As we approach the Millennium Development Goals (MDGs) deadline, there is a growing interest and debate on what might replace them. Specific proposals for new goals, targets and indicators have already emerged – including on income poverty, employment, education, health, environment and governance.
However, there has been far less attention on the key policy reforms that would be needed to fulfil those ambitions. This paper contributes to the post-2015 debate by presenting some arguments and proposals that could motivate the construction of an effective and progressive ‘global partnership for development’.
While economic and social progress ultimately depends on the implementation of appropriate domestic policies, the international environment can play a critical role in facilitating national development efforts.
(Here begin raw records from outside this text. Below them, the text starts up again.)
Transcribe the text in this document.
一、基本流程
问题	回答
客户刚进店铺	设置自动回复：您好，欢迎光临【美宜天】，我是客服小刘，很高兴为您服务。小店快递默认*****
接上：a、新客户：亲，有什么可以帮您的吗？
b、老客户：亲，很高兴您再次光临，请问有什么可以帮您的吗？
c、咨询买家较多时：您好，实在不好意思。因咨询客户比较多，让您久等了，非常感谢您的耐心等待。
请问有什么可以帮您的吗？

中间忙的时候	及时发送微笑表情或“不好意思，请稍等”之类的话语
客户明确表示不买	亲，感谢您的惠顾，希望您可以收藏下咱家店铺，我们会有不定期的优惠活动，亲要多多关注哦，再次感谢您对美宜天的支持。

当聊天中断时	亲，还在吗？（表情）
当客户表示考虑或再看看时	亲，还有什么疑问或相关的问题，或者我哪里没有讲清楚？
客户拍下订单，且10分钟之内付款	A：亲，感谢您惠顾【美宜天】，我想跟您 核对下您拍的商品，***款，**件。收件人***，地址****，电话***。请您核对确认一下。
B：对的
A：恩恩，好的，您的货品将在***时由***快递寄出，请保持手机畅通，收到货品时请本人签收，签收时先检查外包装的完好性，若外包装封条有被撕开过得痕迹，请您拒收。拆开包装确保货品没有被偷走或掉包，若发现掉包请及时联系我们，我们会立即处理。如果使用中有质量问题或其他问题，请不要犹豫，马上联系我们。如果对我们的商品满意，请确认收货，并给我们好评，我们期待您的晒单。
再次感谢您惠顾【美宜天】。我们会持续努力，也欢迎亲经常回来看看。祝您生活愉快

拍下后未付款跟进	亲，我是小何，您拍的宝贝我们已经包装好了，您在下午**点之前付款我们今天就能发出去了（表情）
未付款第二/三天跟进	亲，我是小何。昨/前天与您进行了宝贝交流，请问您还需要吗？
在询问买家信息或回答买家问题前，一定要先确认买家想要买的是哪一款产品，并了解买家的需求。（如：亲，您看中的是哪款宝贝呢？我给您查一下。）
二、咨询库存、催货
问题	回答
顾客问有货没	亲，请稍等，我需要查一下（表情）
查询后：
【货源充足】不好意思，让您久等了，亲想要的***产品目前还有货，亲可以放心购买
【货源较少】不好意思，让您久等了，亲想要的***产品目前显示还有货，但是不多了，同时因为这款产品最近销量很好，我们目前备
Therefore, this paper focuses on global economic policies – akin to MDG 8 – that have the potential to stimulate inclusive growth in developing countries.
Macroeconomic policy coordination, especially among large country-blocs, is vital to rebalance the world economy and address systemic crises – of finance, food and fuel. This is also crucial for poor developing countries, since they are particularly vulnerable to changes in the global economic context – e.g., global demand and international prices. A stable and vigorous world economy will greatly support national development efforts to create productive employment, promote structural transformation and sustainably increase living standards. This is likely to require the adoption of synchronised countercyclical fiscal and monetary policies, a new global reserve system, exchange rate coordination, and therefore improved institutional arrangements for coordinating global economic policy.
Moreover, a stronger focus should be placed on removing barriers to inclusive growth and structural transformation in developing countries. This could be achieved through development-minded reforms of the global trading and financial systems. In this regard, policy reforms should recognise the central role that productive employment plays in sustainably lifting people out of poverty and tackling deep-rooted inequities. We draw attention to finance-related policy measures to promote greater financial stability, increase the availability of development finance, and strengthen the impact of foreign investment on host countries. These include an international liquidity buffer, measures to tackle illicit capital flows, exploring alternative sources of development finance (e.g., global taxes and SDRs), and strengthening investment standards.
In terms of international trade, we argue that tariff and non-tariff barriers may constrain the ability of poor developing countries to build productive capacities and further integrate in the world trading system. We then call for measures to simplify rules of origin and technical standards, mitigate the impact of commodity shocks and enhance food security, reform intellectual property rights, and scale up aid-for-trade.